Can you guess the end to the story? Six months later, the company ran out of cash, as planned, when ceasing to focus on the original niche. And the VC firm’s partners voted not to fund the restarted venture. A good company, in a fine industry, ended up being dismantled just to repay the bank loan. No investors received anything. And the rest of us just shook our collective heads. No one stood up to the VC board member, even though all of us heard but ignored our respective gut responses pushing back, as we remained silent.
It is years later, and the memory of that failure to push back remains fresh for me and surely for the rest of the former board members. As chairman, I should have pushed back. Certainly the CEO-founder had a duty to push back. Another VC from a smaller company should have pushed back. In retrospect, we were intimidated by the first tier VC, and half wanted to believe that he knew something we did not.
He did not. Now, with that lesson firmly behind, I often remind members of a board when in a situation where someone on the board pushes to change the plan that the vision of the founder ignited us to bring us together. If we believe we have a better idea, we should convince the founder and the rest of the board that we have strong beliefs that dispute the current plan. But we should not be so loud as to drown out those other voices – you know – the ones from the gut and that of the founder’s dream.
Look this up sometime in your browser: “Success is a byproduct, not a goal.” You will find it attributed to tens of originators.

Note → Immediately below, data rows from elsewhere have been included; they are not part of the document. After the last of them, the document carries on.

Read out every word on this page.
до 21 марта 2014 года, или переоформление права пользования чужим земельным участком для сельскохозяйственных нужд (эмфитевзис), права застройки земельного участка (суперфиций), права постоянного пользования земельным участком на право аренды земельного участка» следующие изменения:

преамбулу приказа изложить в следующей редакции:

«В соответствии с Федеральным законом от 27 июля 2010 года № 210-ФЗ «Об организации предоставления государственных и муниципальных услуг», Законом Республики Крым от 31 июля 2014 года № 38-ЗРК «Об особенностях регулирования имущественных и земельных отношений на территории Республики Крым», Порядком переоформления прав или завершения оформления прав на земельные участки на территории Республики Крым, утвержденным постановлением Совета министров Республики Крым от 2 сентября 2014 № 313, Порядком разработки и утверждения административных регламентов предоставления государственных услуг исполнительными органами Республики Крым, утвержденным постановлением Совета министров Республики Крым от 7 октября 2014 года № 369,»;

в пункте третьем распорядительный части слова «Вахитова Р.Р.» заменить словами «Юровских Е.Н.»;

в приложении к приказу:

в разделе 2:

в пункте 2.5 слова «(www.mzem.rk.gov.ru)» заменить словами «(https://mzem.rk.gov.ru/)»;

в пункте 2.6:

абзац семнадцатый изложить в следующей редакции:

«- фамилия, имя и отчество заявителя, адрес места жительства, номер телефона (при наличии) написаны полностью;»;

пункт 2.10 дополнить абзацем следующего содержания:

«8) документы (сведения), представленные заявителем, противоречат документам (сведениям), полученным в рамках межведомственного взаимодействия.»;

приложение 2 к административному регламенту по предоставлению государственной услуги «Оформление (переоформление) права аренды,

I first heard this in an episode of Friday Night Lights, when sage Coach Taylor began a locker room speech with those words.

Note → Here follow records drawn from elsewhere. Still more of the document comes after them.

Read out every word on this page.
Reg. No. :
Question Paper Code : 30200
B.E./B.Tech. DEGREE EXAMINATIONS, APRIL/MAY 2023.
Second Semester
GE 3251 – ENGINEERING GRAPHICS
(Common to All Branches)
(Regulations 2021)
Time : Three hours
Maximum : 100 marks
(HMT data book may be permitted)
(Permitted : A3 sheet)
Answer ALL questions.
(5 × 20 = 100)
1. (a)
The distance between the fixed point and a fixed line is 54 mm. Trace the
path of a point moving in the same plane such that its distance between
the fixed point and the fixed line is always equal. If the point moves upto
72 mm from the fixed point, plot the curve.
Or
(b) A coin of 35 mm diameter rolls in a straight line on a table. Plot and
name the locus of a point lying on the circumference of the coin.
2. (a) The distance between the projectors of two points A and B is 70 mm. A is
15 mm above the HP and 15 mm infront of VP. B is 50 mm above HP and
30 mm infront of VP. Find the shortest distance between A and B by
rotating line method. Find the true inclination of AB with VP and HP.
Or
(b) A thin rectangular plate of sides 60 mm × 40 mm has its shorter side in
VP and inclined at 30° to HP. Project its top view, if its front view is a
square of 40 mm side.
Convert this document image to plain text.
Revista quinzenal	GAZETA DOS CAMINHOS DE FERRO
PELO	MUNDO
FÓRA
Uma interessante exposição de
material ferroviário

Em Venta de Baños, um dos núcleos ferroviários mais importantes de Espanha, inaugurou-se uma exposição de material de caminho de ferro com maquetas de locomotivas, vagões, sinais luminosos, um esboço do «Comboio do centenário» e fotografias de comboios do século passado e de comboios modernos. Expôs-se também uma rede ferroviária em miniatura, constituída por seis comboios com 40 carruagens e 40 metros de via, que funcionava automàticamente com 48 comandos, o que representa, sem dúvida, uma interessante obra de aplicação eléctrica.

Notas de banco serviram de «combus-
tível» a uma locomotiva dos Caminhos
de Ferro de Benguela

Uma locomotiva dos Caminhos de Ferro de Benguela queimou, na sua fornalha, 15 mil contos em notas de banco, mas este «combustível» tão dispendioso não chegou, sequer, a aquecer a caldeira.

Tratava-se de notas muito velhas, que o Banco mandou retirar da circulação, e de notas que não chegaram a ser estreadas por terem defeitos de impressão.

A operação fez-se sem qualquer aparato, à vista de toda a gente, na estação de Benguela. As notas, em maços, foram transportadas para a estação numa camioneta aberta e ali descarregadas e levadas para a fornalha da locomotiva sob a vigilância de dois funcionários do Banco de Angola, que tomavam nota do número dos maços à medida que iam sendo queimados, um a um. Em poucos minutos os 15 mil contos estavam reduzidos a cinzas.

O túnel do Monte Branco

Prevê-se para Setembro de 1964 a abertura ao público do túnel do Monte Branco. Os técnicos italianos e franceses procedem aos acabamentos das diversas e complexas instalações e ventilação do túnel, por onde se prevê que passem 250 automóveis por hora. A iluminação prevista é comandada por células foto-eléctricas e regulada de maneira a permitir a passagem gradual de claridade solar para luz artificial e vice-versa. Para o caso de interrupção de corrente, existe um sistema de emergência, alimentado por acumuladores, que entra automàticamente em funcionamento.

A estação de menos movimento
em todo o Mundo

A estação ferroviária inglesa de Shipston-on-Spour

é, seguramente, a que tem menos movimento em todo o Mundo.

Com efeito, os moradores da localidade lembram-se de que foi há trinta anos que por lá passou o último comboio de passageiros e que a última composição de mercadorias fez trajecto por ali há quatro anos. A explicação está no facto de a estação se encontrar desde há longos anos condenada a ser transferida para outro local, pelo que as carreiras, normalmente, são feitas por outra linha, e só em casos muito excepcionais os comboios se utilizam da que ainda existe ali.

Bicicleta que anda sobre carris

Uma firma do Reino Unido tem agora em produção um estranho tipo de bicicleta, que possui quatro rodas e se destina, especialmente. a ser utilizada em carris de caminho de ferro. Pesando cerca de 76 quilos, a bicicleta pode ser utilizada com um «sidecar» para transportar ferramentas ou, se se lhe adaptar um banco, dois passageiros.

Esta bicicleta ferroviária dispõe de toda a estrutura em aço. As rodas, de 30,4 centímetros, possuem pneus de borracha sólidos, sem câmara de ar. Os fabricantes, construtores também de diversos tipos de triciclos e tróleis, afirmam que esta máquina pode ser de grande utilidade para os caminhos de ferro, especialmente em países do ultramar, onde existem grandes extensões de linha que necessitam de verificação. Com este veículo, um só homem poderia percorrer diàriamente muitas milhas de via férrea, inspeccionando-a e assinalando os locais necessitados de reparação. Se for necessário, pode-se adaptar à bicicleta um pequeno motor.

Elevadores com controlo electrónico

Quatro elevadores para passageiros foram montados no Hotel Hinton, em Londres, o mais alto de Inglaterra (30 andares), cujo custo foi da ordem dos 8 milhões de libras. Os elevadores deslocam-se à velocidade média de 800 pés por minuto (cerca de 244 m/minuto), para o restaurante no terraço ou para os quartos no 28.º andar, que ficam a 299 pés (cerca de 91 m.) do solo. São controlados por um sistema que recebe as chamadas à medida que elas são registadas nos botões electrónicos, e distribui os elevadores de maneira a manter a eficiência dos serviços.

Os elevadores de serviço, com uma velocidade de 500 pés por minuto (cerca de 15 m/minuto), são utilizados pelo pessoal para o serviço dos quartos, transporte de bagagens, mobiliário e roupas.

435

And yet, when I facilitate strategic planning sessions, I often lead executives to create a goal for their enterprise, one which can be reached by successfully accomplishing a series of strategic actions, each of which is braced with a series of tactics to accomplish in its support. The goal is often stated in revenues, such as “Become a twenty million dollar company in three years.”
Achieving such a goal is a direct measure of the success of the company’s strategies and tactics. But in this case, the goal is success, which is counter to the locker room speech by the good coach.
It is most important to focus everyone in the organization on a goal. And when that goal is achieved, another should be set, then another. Achievement of the goal is a byproduct of the successful accomplishment of each of those strategic and tactical actions called for in a good plan.
The point to remember is that you, as leader, must set and broadcast a clear goal, one that rallies your troops to succeed. Don’t let the goal be achieved merely by the accident of good work and practice. Make it tangible, obvious, attainable with effort, and worthwhile for the players on your team. In that sense, success is a goal, contrary to the locker room encouragement by the coach.